Il s'interrompit un moment pour reprendre discrètement son souffle et pour appuyer l'intensité dramatique de son récit. Autour de lui, les marchands, complètement emportés par son récit, s'impatientèrent :
« Et alors ? Qu'est-ce qui s'est passé ensuite ? le héla le dénommé Cugel.

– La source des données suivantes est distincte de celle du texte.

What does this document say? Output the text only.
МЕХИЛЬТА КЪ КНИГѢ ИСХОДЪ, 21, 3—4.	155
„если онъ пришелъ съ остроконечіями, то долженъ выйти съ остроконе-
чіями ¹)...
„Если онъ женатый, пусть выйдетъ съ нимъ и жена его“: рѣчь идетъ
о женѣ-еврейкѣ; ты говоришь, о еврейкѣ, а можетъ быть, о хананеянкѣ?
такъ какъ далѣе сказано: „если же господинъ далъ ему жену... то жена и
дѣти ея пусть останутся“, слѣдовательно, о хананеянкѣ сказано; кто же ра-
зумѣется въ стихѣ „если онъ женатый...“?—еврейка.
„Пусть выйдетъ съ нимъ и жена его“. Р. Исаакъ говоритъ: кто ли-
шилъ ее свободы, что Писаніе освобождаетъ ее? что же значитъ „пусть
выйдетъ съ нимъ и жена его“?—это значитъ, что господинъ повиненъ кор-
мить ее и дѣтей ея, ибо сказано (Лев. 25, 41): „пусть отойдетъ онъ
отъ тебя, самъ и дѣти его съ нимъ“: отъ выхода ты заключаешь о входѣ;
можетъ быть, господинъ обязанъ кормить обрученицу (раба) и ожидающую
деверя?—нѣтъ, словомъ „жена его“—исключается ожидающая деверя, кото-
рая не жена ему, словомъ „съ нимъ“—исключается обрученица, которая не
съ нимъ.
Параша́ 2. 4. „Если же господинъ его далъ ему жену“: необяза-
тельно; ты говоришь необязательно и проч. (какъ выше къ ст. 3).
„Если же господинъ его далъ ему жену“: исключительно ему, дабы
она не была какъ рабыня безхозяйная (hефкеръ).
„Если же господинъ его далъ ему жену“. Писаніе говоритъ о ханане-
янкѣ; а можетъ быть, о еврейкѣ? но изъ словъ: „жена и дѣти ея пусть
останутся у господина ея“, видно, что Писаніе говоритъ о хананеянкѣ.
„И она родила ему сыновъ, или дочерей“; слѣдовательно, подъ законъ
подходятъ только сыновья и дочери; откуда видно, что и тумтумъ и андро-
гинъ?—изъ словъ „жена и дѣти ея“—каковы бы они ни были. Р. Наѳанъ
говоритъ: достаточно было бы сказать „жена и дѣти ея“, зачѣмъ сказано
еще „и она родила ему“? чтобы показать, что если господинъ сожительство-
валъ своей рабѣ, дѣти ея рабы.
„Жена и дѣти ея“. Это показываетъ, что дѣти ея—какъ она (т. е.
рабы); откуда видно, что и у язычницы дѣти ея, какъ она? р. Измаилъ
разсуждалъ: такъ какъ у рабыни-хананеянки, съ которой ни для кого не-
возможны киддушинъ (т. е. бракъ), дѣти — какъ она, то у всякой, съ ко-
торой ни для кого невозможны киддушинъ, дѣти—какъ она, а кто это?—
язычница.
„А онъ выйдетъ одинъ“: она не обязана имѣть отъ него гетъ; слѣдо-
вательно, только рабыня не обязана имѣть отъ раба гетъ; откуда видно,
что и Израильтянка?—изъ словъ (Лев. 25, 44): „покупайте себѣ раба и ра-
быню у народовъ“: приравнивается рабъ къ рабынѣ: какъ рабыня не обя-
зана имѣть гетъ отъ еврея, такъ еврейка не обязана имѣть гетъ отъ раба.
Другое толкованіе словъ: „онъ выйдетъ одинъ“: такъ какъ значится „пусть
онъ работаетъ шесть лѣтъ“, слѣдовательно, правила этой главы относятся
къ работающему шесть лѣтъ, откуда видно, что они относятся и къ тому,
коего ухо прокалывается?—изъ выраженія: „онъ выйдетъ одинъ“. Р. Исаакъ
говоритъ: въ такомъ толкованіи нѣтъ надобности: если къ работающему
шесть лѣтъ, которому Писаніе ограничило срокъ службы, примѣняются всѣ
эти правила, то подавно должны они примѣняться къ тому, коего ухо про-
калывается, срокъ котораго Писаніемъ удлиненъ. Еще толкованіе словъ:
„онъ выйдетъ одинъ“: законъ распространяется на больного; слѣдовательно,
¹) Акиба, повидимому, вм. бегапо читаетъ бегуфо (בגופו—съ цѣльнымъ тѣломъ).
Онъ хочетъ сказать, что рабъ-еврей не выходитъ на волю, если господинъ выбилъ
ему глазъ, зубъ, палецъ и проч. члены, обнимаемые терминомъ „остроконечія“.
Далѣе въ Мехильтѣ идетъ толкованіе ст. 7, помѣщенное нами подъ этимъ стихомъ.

« La demoiselle était destinée au chevalier, mais celui-ci gisait mort, reprit Lesbrouffe d'une voix faussement brisée par le chagrin. Le magicien la ramena à son père, le roi d’un pays ancien dont vous ne connaîtriez sans doute pas le nom, qui comme récompense pour ses précieux services lui offrit un anneau magique.
« Oooh, soufflèrent les commerçants.
« Il se trouve que j’ai rendu de fiers services à ce magicien, parla Tony d’un air confiant. Il était brisé par la mort de son ami le chevalier, et la récompense du roi pesait lourd sur sa conscience car il ne s’estimait pas légitime à la détenir. Lorsqu’il m’a raconté tout ceci, il m’a attentivement regardé avant de me dire : « j’ai sondé ton esprit, et j’ai vu que tu étais digne » – jamais je n’oublierai ses paroles ! Alors, il s’est penché vers moi, sa longue barbe caressant presque le sol, et m’a dit : « tend la main, brave hobbit ! » – chose que j’ai faite – puis m’a donné… cette bague précieuse, joyau unique s’il en est, jadis façonné par les elfes Noldors ! »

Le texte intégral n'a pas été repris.